Integrated Micropillar Polydimethylsiloxane Accurate CRISPR Detection System for Viral DNA Sensing

Abstract

A fully Integrated Micropillar Polydimethylsiloxane Accurate CRISPR deTection (IMPACT) system is developed for viral DNA detection. This powerful system is patterned with high-aspect-ratio micropillars to enhance reporter probe binding. After surface modification and probe immobilization, the CRISPR-Cas12a/crRNA complex is injected into the fully enclosed microchannel. With the presence of a double-stranded DNA target, the CRISPR enzyme is activated and denatures the single-stranded DNA reporters from the micropillars. This collateral cleavage releases fluorescence reporters into the assay, and the intensity is linearly proportional to the target DNA concentration ranging from 0.1 to 10 nM. Importantly, this system does not rely on the traditional dye-quencher-labeled probe, thus reducing the fluorescence background presented in the assay. Furthermore, our one-step detection protocol is performed on-chip at isothermal conditions (37 °C) without using complicated and time-consuming off-chip probe hybridization and denaturation. This miniaturized and fully packed IMPACT chip demonstrates sensitive and accurate DNA detection within 120 min and paves ways to the next-generation point-of-care diagnostics, responding to emerging and deadly pathogen outbreaks.

Figure 1

(a) Schematic of the clustered regularly interspaced short palindromic repeats (CRISPR)-based IMPACT chip DNA detection. (b) Photograph of the IMPACT chip. The dashed white box indicates regions patterned with micropillars. (c) SEM image of the micropillars. Inset: high magnification image. (d) Static water contact angle measurement on both flat and micropillar surfaces before (orange) and after (green) surface treatment. (e) Schematic of the surface treatment protocol, ssDNA probe binding, and CRISPR detection. (f) ASFV target DNA sequence and the corresponding crRNA sequence. (g) Fluorescent image of the channel which received chemical treatment and streptavidin binding (green fluorescence). (h) Fluorescent ssDNA-covered IMPACT chip, showing red fluorescence.

Figure 2

Washing data for flat and micropillar channels.
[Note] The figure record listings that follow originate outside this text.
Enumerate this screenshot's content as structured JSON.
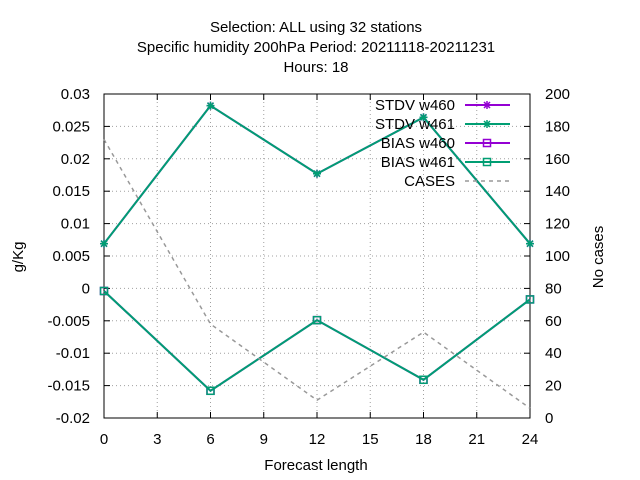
{
  "chart_data": {
    "type": "line",
    "title_lines": [
      "Selection: ALL using    32 stations",
      "Specific humidity 200hPa   Period: 20211118-20211231",
      "Hours:  18"
    ],
    "xlabel": "Forecast length",
    "ylabel": "g/Kg",
    "y2label": "No cases",
    "x_ticks": [
      0,
      3,
      6,
      9,
      12,
      15,
      18,
      21,
      24
    ],
    "xlim": [
      0,
      24
    ],
    "ylim": [
      -0.02,
      0.03
    ],
    "y_ticks": [
      0.03,
      0.025,
      0.02,
      0.015,
      0.01,
      0.005,
      0,
      -0.005,
      -0.01,
      -0.015,
      -0.02
    ],
    "y_tick_labels": [
      "0.03",
      "0.025",
      "0.02",
      "0.015",
      "0.01",
      "0.005",
      "0",
      "-0.005",
      "-0.01",
      "-0.015",
      "-0.02"
    ],
    "y2lim": [
      0,
      200
    ],
    "y2_ticks": [
      200,
      180,
      160,
      140,
      120,
      100,
      80,
      60,
      40,
      20,
      0
    ],
    "grid": true,
    "legend_position": "top-right",
    "series": [
      {
        "name": "STDV w460",
        "axis": "y1",
        "color": "#9400d3",
        "marker": "star",
        "dash": false,
        "x": [
          0,
          6,
          12,
          18,
          24
        ],
        "values": [
          0.0069,
          0.0282,
          0.0177,
          0.0264,
          0.0069
        ]
      },
      {
        "name": "STDV w461",
        "axis": "y1",
        "color": "#009e73",
        "marker": "star",
        "dash": false,
        "x": [
          0,
          6,
          12,
          18,
          24
        ],
        "values": [
          0.0069,
          0.0282,
          0.0177,
          0.0264,
          0.0069
        ]
      },
      {
        "name": "BIAS w460",
        "axis": "y1",
        "color": "#9400d3",
        "marker": "square",
        "dash": false,
        "x": [
          0,
          6,
          12,
          18,
          24
        ],
        "values": [
          -0.0004,
          -0.0158,
          -0.0049,
          -0.0141,
          -0.0017
        ]
      },
      {
        "name": "BIAS w461",
        "axis": "y1",
        "color": "#009e73",
        "marker": "square",
        "dash": false,
        "x": [
          0,
          6,
          12,
          18,
          24
        ],
        "values": [
          -0.0004,
          -0.0158,
          -0.0049,
          -0.0141,
          -0.0017
        ]
      },
      {
        "name": "CASES",
        "axis": "y2",
        "color": "#999999",
        "marker": "none",
        "dash": true,
        "x": [
          0,
          6,
          12,
          18,
          24
        ],
        "values": [
          172,
          58,
          11,
          53,
          6
        ]
      }
    ]
  }
}
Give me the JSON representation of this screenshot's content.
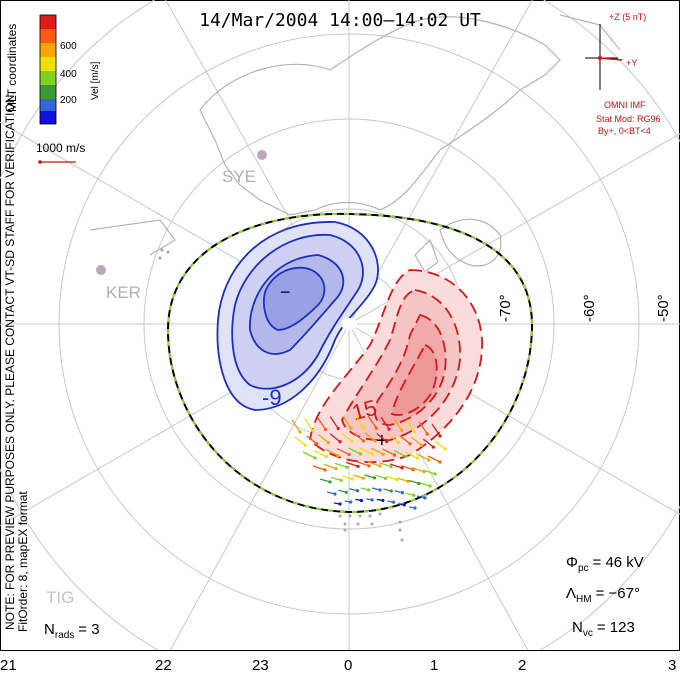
{
  "title": "14/Mar/2004  14:00–14:02  UT",
  "coordinates_label": "MLT coordinates",
  "colorbar": {
    "label": "Vel [m/s]",
    "ticks": [
      "600",
      "400",
      "200"
    ],
    "colors": [
      "#e01a1a",
      "#ff5a14",
      "#f5a400",
      "#f0e000",
      "#7ed321",
      "#3a9a3a",
      "#3465d8",
      "#1010e0"
    ]
  },
  "scale_vector": {
    "label": "1000 m/s",
    "color": "#d01010"
  },
  "imf": {
    "z_label": "+Z (5 nT)",
    "y_label": "+Y",
    "source": "OMNI IMF",
    "model": "Stat Mod: RG96",
    "condition": "By+, 0<BT<4",
    "color": "#d01010"
  },
  "stations": [
    {
      "label": "SYE",
      "icon": "radar-station-icon"
    },
    {
      "label": "KER",
      "icon": "radar-station-icon"
    },
    {
      "label": "TIG",
      "icon": "radar-station-icon"
    }
  ],
  "latitude_labels": [
    "-70°",
    "-60°",
    "-50°"
  ],
  "mlt_labels": [
    "21",
    "22",
    "23",
    "0",
    "1",
    "2",
    "3"
  ],
  "contours": {
    "negative": {
      "min_label": "−",
      "value_label": "-9",
      "color": "#1a30c0",
      "fill": "#8080e0"
    },
    "positive": {
      "max_label": "+",
      "value_label": "15",
      "color": "#d81818",
      "fill": "#f08080"
    }
  },
  "watermark": "NOTE: FOR PREVIEW PURPOSES ONLY.  PLEASE CONTACT VT-SD STAFF FOR VERIFICATION.",
  "fitorder": "FitOrder: 8, mapEX format",
  "stats": {
    "pcp_symbol": "Φ",
    "pcp_sub": "pc",
    "pcp_value": "=  46 kV",
    "hm_symbol": "Λ",
    "hm_sub": "HM",
    "hm_value": "=  −67°",
    "nvc_symbol": "N",
    "nvc_sub": "vc",
    "nvc_value": "=  123",
    "nrads_symbol": "N",
    "nrads_sub": "rads",
    "nrads_value": "=  3"
  }
}
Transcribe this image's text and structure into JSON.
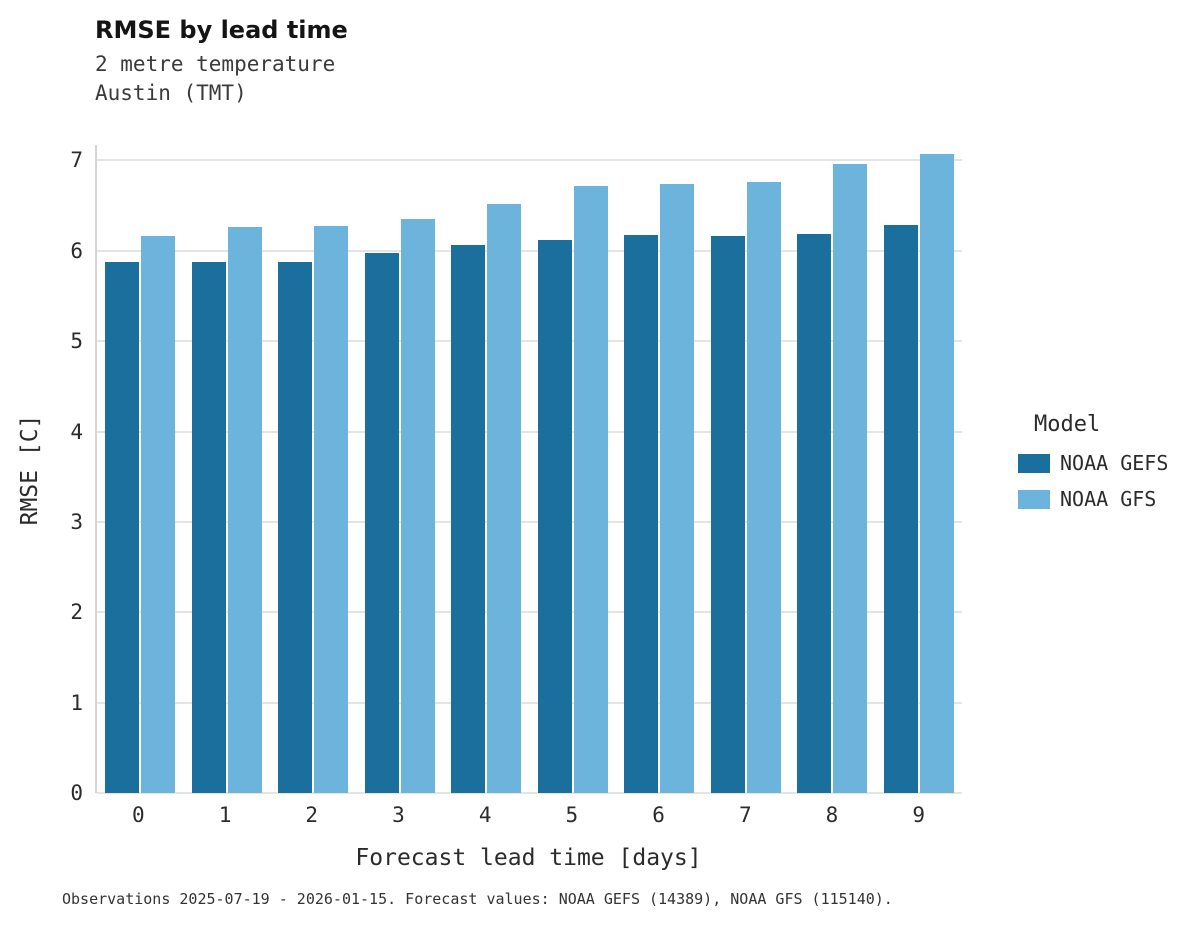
{
  "header": {
    "title": "RMSE by lead time",
    "subtitle1": "2 metre temperature",
    "subtitle2": "Austin (TMT)"
  },
  "footer": {
    "caption": "Observations 2025-07-19 - 2026-01-15. Forecast values: NOAA GEFS (14389), NOAA GFS (115140)."
  },
  "chart_data": {
    "type": "bar",
    "title": "RMSE by lead time",
    "subtitle": [
      "2 metre temperature",
      "Austin (TMT)"
    ],
    "categories": [
      "0",
      "1",
      "2",
      "3",
      "4",
      "5",
      "6",
      "7",
      "8",
      "9"
    ],
    "series": [
      {
        "name": "NOAA GEFS",
        "color": "#1b6f9c",
        "values": [
          5.88,
          5.88,
          5.88,
          5.97,
          6.06,
          6.12,
          6.17,
          6.16,
          6.19,
          6.28
        ]
      },
      {
        "name": "NOAA GFS",
        "color": "#6db4dc",
        "values": [
          6.16,
          6.26,
          6.27,
          6.35,
          6.52,
          6.72,
          6.74,
          6.76,
          6.96,
          7.07
        ]
      }
    ],
    "xlabel": "Forecast lead time [days]",
    "ylabel": "RMSE [C]",
    "ylim": [
      0,
      7
    ],
    "yticks": [
      0,
      1,
      2,
      3,
      4,
      5,
      6,
      7
    ],
    "grid": "horizontal",
    "legend": {
      "title": "Model",
      "position": "right"
    }
  }
}
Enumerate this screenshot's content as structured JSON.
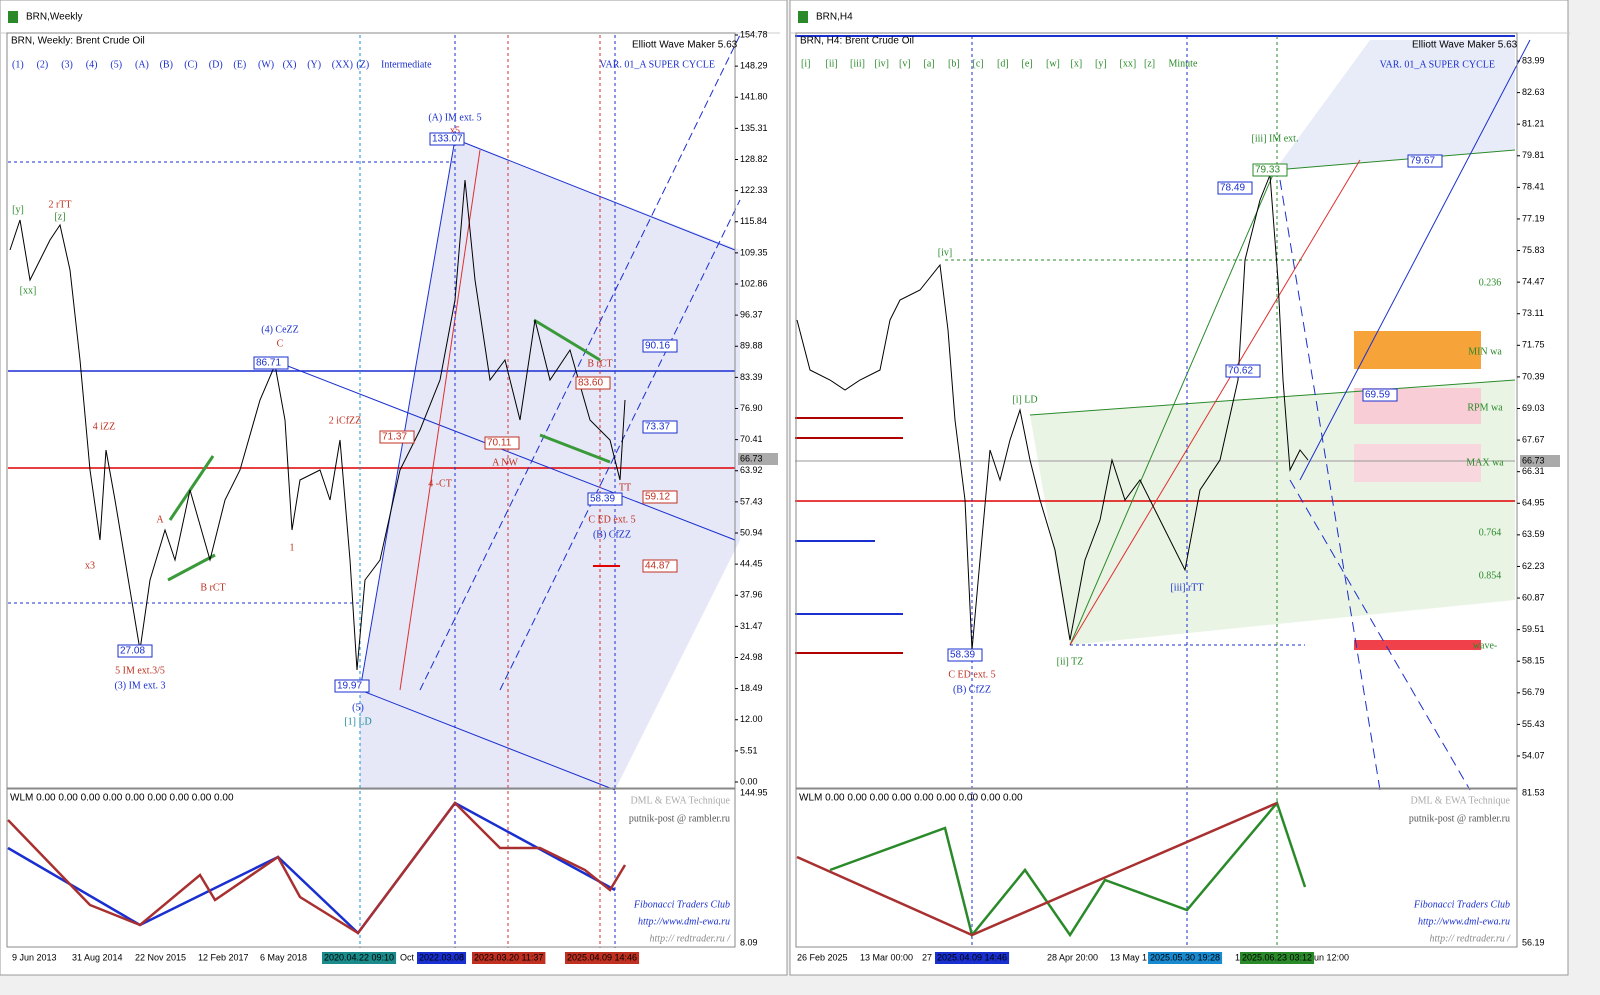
{
  "windows": [
    {
      "title": "BRN,Weekly",
      "symbol_line": "BRN, Weekly:  Brent Crude Oil",
      "wave_buttons": [
        "(1)",
        "(2)",
        "(3)",
        "(4)",
        "(5)",
        "(A)",
        "(B)",
        "(C)",
        "(D)",
        "(E)",
        "(W)",
        "(X)",
        "(Y)",
        "(XX)",
        "(Z)",
        "Intermediate"
      ],
      "plugin": "Elliott Wave Maker 5.63",
      "variant": "VAR. 01_A SUPER CYCLE",
      "price_axis": [
        "154.78",
        "148.29",
        "141.80",
        "135.31",
        "128.82",
        "122.33",
        "115.84",
        "109.35",
        "102.86",
        "96.37",
        "89.88",
        "83.39",
        "76.90",
        "70.41",
        "63.92",
        "57.43",
        "50.94",
        "44.45",
        "37.96",
        "31.47",
        "24.98",
        "18.49",
        "12.00",
        "5.51",
        "0.00"
      ],
      "current_price": "66.73",
      "labels": [
        "(A) IM ext. 5",
        "x5",
        "2 rTT",
        "[z]",
        "[y]",
        "[xx]",
        "(4) CeZZ",
        "C",
        "4 iZZ",
        "2 iCfZZ",
        "x3",
        "A",
        "B rCT",
        "1",
        "5 IM ext.3/5",
        "(3) IM ext. 3",
        "(5)",
        "[1] LD",
        "4 -CT",
        "A NW",
        "B rCT",
        "C ED ext. 5",
        "(B) CfZZ",
        "TT"
      ],
      "price_boxes": [
        "133.07",
        "86.71",
        "27.08",
        "19.97",
        "71.37",
        "70.11",
        "83.60",
        "90.16",
        "73.37",
        "58.39",
        "59.12",
        "44.87"
      ],
      "indicator": {
        "header": "WLM 0.00 0.00 0.00 0.00 0.00 0.00 0.00 0.00 0.00",
        "axis": [
          "144.95",
          "8.09"
        ],
        "credits": [
          "DML & EWA Technique",
          "putnik-post @ rambler.ru",
          "Fibonacci    Traders    Club",
          "http://www.dml-ewa.ru",
          "http://  redtrader.ru  /"
        ]
      },
      "dates": [
        "9 Jun 2013",
        "31 Aug 2014",
        "22 Nov 2015",
        "12 Feb 2017",
        "6 May 2018",
        "2020.04.22 09:10",
        "Oct",
        "2022.03.08",
        "2023.03.20 11:37",
        "2025.04.09 14:46"
      ]
    },
    {
      "title": "BRN,H4",
      "symbol_line": "BRN, H4:  Brent Crude Oil",
      "wave_buttons": [
        "[i]",
        "[ii]",
        "[iii]",
        "[iv]",
        "[v]",
        "[a]",
        "[b]",
        "[c]",
        "[d]",
        "[e]",
        "[w]",
        "[x]",
        "[y]",
        "[xx]",
        "[z]",
        "Minute"
      ],
      "plugin": "Elliott Wave Maker 5.63",
      "variant": "VAR. 01_A SUPER CYCLE",
      "price_axis": [
        "83.99",
        "82.63",
        "81.21",
        "79.81",
        "78.41",
        "77.19",
        "75.83",
        "74.47",
        "73.11",
        "71.75",
        "70.39",
        "69.03",
        "67.67",
        "66.31",
        "64.95",
        "63.59",
        "62.23",
        "60.87",
        "59.51",
        "58.15",
        "56.79",
        "55.43",
        "54.07"
      ],
      "current_price": "66.73",
      "labels": [
        "[iv]",
        "[i] LD",
        "[iii] IM ext.",
        "C ED ext. 5",
        "(B) CfZZ",
        "[ii] TZ",
        "[iii] rTT",
        "MIN wa",
        "RPM wa",
        "MAX wa",
        "0.236",
        "0.764",
        "0.854",
        "wave-"
      ],
      "price_boxes": [
        "79.33",
        "78.49",
        "70.62",
        "79.67",
        "69.59",
        "58.39"
      ],
      "indicator": {
        "header": "WLM 0.00 0.00 0.00 0.00 0.00 0.00 0.00 0.00 0.00",
        "axis": [
          "81.53",
          "56.19"
        ],
        "credits": [
          "DML & EWA Technique",
          "putnik-post @ rambler.ru",
          "Fibonacci    Traders    Club",
          "http://www.dml-ewa.ru",
          "http://  redtrader.ru  /"
        ]
      },
      "dates": [
        "26 Feb 2025",
        "13 Mar 00:00",
        "27",
        "2025.04.09 14:46",
        "28 Apr 20:00",
        "13 May 1",
        "2025.05.30 19:28",
        "1",
        "2025.06.23 03:12",
        "un 12:00"
      ]
    }
  ]
}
The treated flat and microchannel samples were coated with streptavidin. (a) Integrated intensity of supernatant after first wash with 75 μL of DI water through channel. (b) Comparison of integrated intensity of the supernatant after washing 75 μL of DI water through the channel the first and second time. Inset shows the uncorrected emission curve of washed reporter probe for the treated micropillar channel. (c) Integrated intensity of reporter probes released with UV light exposure. Error bars are standard deviation of the mean.

Figure 3

Released reporter probe intensity versus incubation time (10 min to 24 h). Treated samples received surface modification and streptavidin treatment before photocleavable reporter probe incubation (1 nmol). The sample was retrieved via UV photocleavage. Error bars are standard deviation of the mean.

Figure 4

Released ssDNA reporter probe integrated intensity for flat and micropillar channels with a DNA input load of 1, 0.1, and 0.01 nmol. UV photocleavage was used to retrieve the ssDNA reporter probes. The skewness of each dataset is presented by boxplot.

Figure 5

IMPACT chip performance with different ASFV target DNA concentrations. (a) Uncorrected emission curve of the collected supernatant with a target concentration ranging from 0.1 to 10 nM. The shaded area indicates the range used for integration to obtain data for part (b) (550–600 nm). (b) Integrated intensity of the collected supernatant versus target concentration on a logarithmic scale (Pearson’s R = 0.9778). Error bars are standard deviation of the mean. Parameter “a” in the equation indicates the expected intensity value (on a log scale) for a sample with 1 nM of target DNA present. Parameter b represents the slope of the curve fit on the log–log scale, meaning for every order of magnitude increase in concentration, the expected logarithmic intensity will increase by 0.6821.